2. Determine the size of what your finished shade will be, i.e. the area it will cover. Cut the fabric to that finished desired width as there will be no hem. For the height, add 6 inches.
2. Apply fray block all around the border of the fabric and let it dry for a few minutes; this is optional as the borders will be covered with trim, but I thought it was worth the time as I didn’t want to see little threads popping out.
3. Instead of making a hem on the sides, I covered them with trim: Calculate and buy trim four times the length of your finished panel/shade, plus more for to use as tie-up ribbons. Apply fabric glue on the trim and position the trim on the edge of the fabric along the one length of the shade/panel. Glue a small surface at a time, about 15”, to keep the glue strong. It can get a little messy, but the glue dries clear, so don’t worry if you get some on the fabric. As you proceed, press the trim with your hand to straighten it. Glue the trim on the other side of the shade/panel and then on the two back sides, making sure that the front trims/ribbons are properly aligned with the ones on the back.
5. Attach the shade/panel to the curtain rod: Place the shade/panel good side down and position the rod on the top edge. If it is an extendable rod, simply keep it in place at the desired dimension with tape. Apply fabric glue along the rod and the fabric and roll the fabric around the curtain rod two or three times, adding glue between layers. Secure with clips and let dry for a few minutes. I used the Target Room Essentials Cafe Rod | Brushed Nickel, 28-48″priced at $3.59.
6. Add the wooden dowel: On the bottom edge of the panel, I inserted a wooden dowel inside the fabric ~ the hardware store will cut it to size at no additional charge. The dowel has to have the exact same width with the panel/shade. The wooden dowel will add weight to the panel when it is down so that it stays nice and straight. It will also help the process of rolling up the shade around it when the shade is up. To add the dowel, repeat the same process as for the curtain rod, rolling and gluing the fabric around the dowel a couple of times. If you are using a thick and sturdy trim, you might want to cut it an inch shorter than the panel/shade so that the edges are not too thick.

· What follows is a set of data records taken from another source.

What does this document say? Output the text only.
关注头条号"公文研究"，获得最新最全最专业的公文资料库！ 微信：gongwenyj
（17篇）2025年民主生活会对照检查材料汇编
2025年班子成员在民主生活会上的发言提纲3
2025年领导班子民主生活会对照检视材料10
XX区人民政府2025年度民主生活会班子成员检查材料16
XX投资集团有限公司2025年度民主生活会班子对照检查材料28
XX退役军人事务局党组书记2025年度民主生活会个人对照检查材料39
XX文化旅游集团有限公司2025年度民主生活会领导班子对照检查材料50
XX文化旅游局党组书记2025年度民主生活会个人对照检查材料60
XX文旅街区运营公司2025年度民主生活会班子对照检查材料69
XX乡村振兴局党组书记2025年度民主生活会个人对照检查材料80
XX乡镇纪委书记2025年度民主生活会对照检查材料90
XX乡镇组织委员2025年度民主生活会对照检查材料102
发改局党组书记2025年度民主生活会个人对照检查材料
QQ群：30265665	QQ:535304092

7. Add the tie-up ribbons: Cut two lengths of trim/ribbon, each long enough to make a bow when then shade is rolled up. Glue only part of if onto the panel/shade, on the front and on the back sides of the panel.
Before rolling up the shade for the first time, let the glue dry well.
The addition of a trim/ribbon on the edges of the fabric totally eliminates the need for a hem. For this heavy upholstery fabric, I used a heavy trim. A grosgrain ribbon would also work for most fabrics.
The dowel helps the fabric roll nicely around it and keeps it in place.
It is no secret that custom made shades cost a little fortune, not to mention that it takes professionals an awfully long time to complete an order. Who would know that this custom made roll-up shade is such an easy do-it-yourself project?
Almost all the rooms in the new house need window treatments, so I will be sharing many more ideas soon!